January round-up

Dr Julian Skyrme, Director of Social Responsibility2023 has got off to a very exciting start as we prepare for the long-anticipated reopening of Manchester Museum on 18 February. Our £15 million capital project has led to a new South Asia Gallery, Chinese Culture Gallery, Belonging Gallery, a brand new Dinosaur display and our first blockbuster exhibition – Golden Mummies of Egypt. Other new features include a Changing Places toilet, prayer room, quiet room, picnic area and therapy room. Join us at one of our exhibitions or events as we work towards a more sustainable world with social justice at its heart. 

On social inclusion, a new briefing from the Runnymede Trust and our Centre on the Dynamics of Ethnicity has found that racism is the ‘fundamental cause’ of COVID-19 vaccination hesitancy among ethnic minority groups. These findings suggest that if policy intervened on institutional and community-level factors – shaped by structural and institutional racism – considerable success in reducing ethnic inequities might be achieved. Our PhD Student has received a ‘Most Promising Young Person in Manchester’ award after turning a fully inclusive Alternative Football League into a Community Interest Company. And to celebrate LGBT+ History Month this year, we’re delighted to host a range of speakers, a curator-led tour of ‘Queering the Whitworth’ and a session on the LGBT+ History of the University.  
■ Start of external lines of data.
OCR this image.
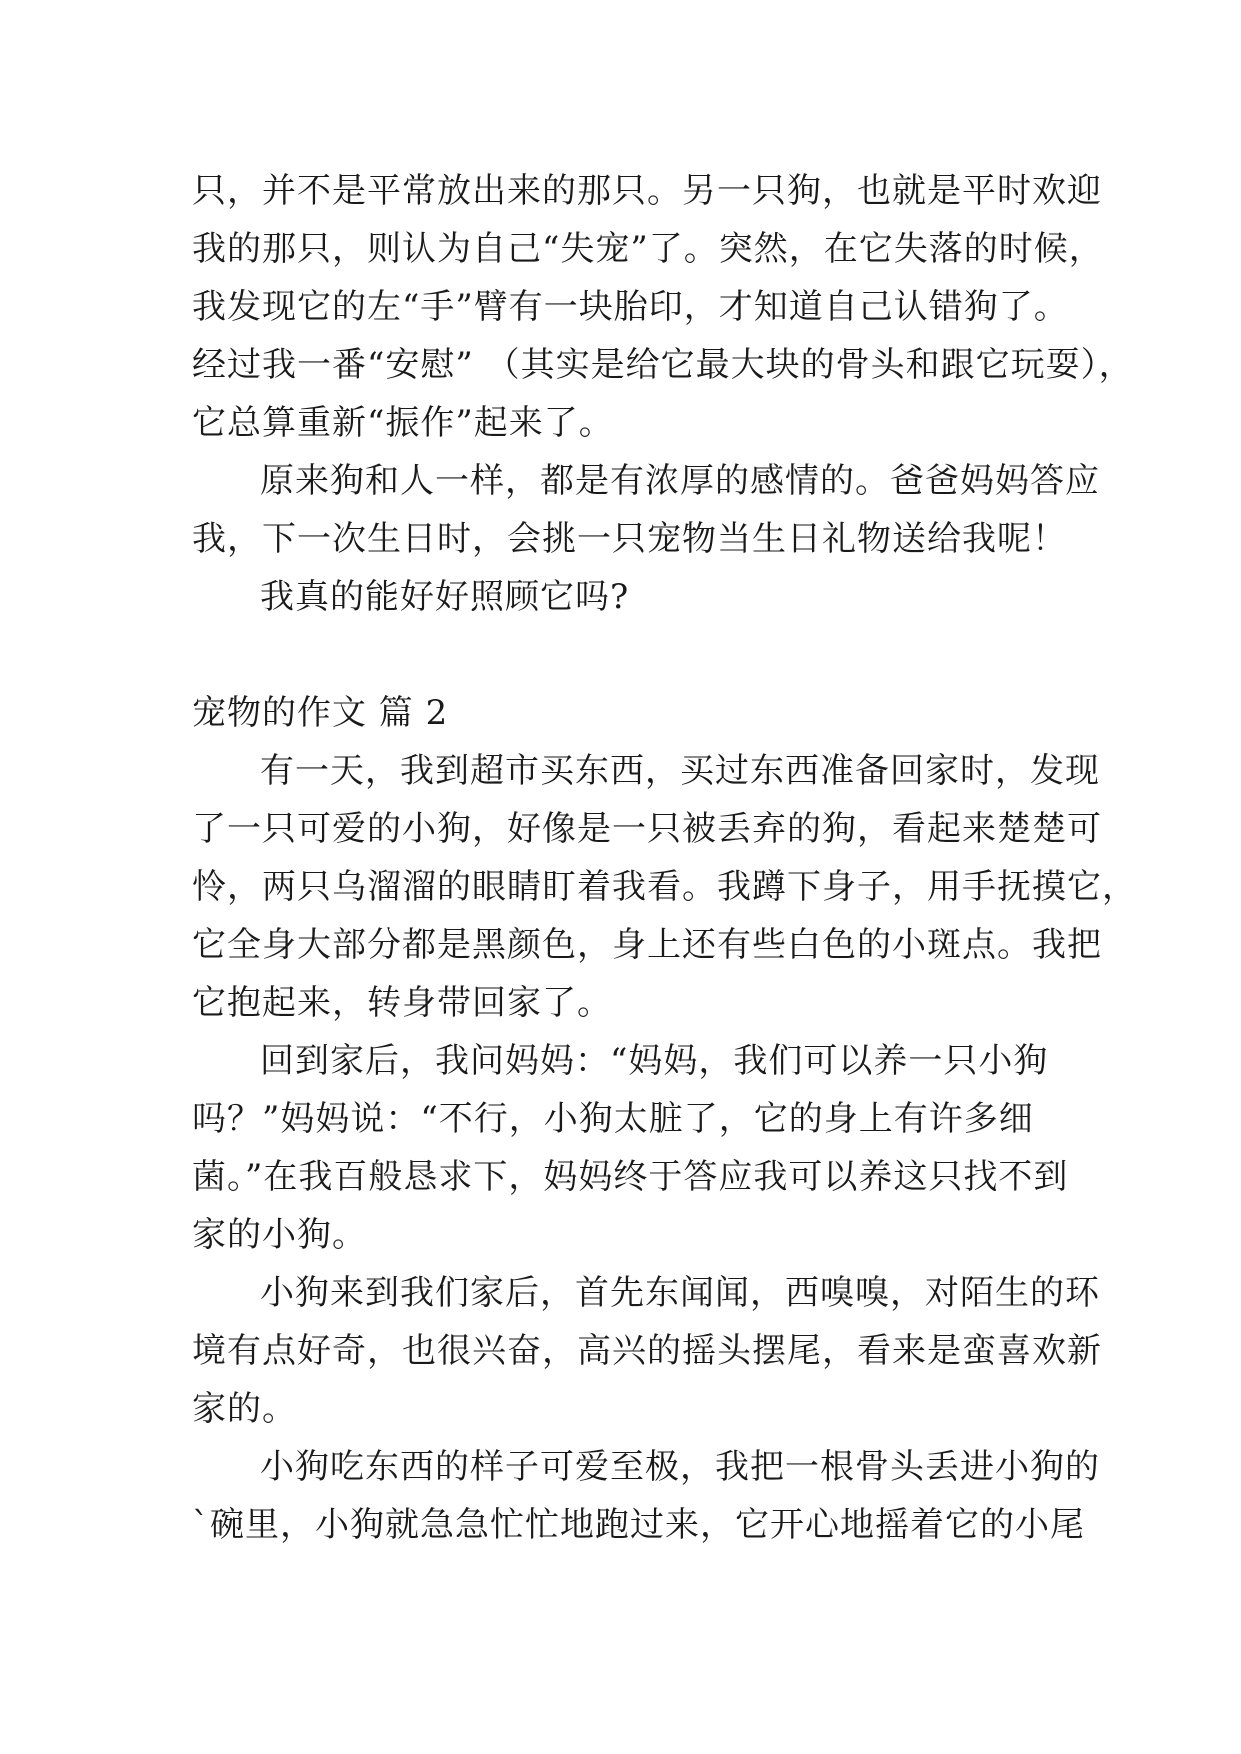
只，并不是平常放出来的那只。另一只狗，也就是平时欢迎
我的那只，则认为自己“失宠”了。突然，在它失落的时候，
我发现它的左“手”臂有一块胎印，才知道自己认错狗了。
经过我一番“安慰” （其实是给它最大块的骨头和跟它玩耍），
它总算重新“振作”起来了。
原来狗和人一样，都是有浓厚的感情的。爸爸妈妈答应
我，下一次生日时，会挑一只宠物当生日礼物送给我呢！
我真的能好好照顾它吗?
宠物的作文 篇 2
有一天，我到超市买东西，买过东西准备回家时，发现
了一只可爱的小狗，好像是一只被丢弃的狗，看起来楚楚可
怜，两只乌溜溜的眼睛盯着我看。我蹲下身子，用手抚摸它，
它全身大部分都是黑颜色，身上还有些白色的小斑点。我把
它抱起来，转身带回家了。
回到家后，我问妈妈：“妈妈，我们可以养一只小狗
吗？”妈妈说：“不行，小狗太脏了，它的身上有许多细
菌。”在我百般恳求下，妈妈终于答应我可以养这只找不到
家的小狗。
小狗来到我们家后，首先东闻闻，西嗅嗅，对陌生的环
境有点好奇，也很兴奋，高兴的摇头摆尾，看来是蛮喜欢新
家的。
小狗吃东西的样子可爱至极，我把一根骨头丢进小狗的
`碗里，小狗就急急忙忙地跑过来，它开心地摇着它的小尾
On prosperous communities, we have been sharing how, since our foundation, enhancing the quality of life in communities has been at the heart of our values. During winter graduation, we celebrated our Greater Manchester Graduates who have been making a difference. And we’ve been delighted to see the attention that The Guardian has been giving to our role in the Mayor’s new  Atom Valley project – a public-private partnership to build an advanced manufacturing hub and create 20,000 jobs across three separate sites in Bury, Rochdale and Oldham. The name references our University’s role in splitting the atom (Ernest Rutherford, in 1917) with a deliberate nod to California’s Silicon Valley. 

On better health, our researcher Dharmi Kapadia (with Jingwen Zhang and James Nazroo) won a Sociology Public Engagement Prize for their influential report which uncovered stark ethnic inequalities in healthcare. Our Faculty of Biology, Medicine and Health hosted the Eigth Annual Irene Manton Lecture with “one of the best climate change lectures I have ever listened to”. Our DentMan conference celebrated its 10 year anniversary by demonstrating how students are addressing dental health inequalities across Greater Manchester and beyond. We’ve been nominated for a British Heart Foundation Heart Hero Award for our work on recycling. And make sure to visit our Prostate Gap photo exhibition which is exploring prostate cancer in under-represented communities in our society. 

On environmental sustainability, check out our new microsite which highlights how we are addressing the UN Sustainable Development Goals (SDGs). Our Research Explorer function now facilitates tagging of researchers and research outputs by each of the SDGs. And we’re working on a project to ensure the SDGs are flagged up to prospective students when researching all undergraduate and postgraduate taught study programmes. Professor Stefan Bouzarovski has called for a National Energy Advice Service to address both fuel poverty and the transition to net zero. We’re developing breakthrough technology for quantifying recycled content in plastics and packaging. Our Manchester Institute of Innovation Research (MIOIR) and Sustainable Consumption Institute (SCI) have undertaken a study analysing international best practice of sustainability policymaking in city-regions.  And the University has become a founding member of a new United Nations’ programme to reverse biodiversity decline. 

Finally, on cultural engagement, the John Ryland Library and Research Institute has launched a new exhibition Transitions in Print revealing secrets of the European printing revolution. Manchester Museum has held a major civic event for colleagues, community sector organisations, councillors, MPs, Manchester City Council and Greater Manchester Combined Authority officials, NHS, and Greater Manchester Police representatives ahead of its re-opening on 18 February. And in partnership with Manchester City of Literature, Creative Manchester are delighted to present a number of events celebrating UNESCO International Mother Language Day (IMLD) 2023 at the end of February.  

Whether it’s an exhibition, conference, lecture, or performance there’s a range of exciting events coming up at The University of Manchester for staff, students and the general public. We hope to see you at some of these soon. If you’re a student make sure to get involved in Student Volunteering Week. Be sure to enter the University’s Sustainability Challenge Photography Competition. And don’t forget, this year’s Volunteer of the Year Awards are now open for nominations. Make a nomination before Monday, 6 March.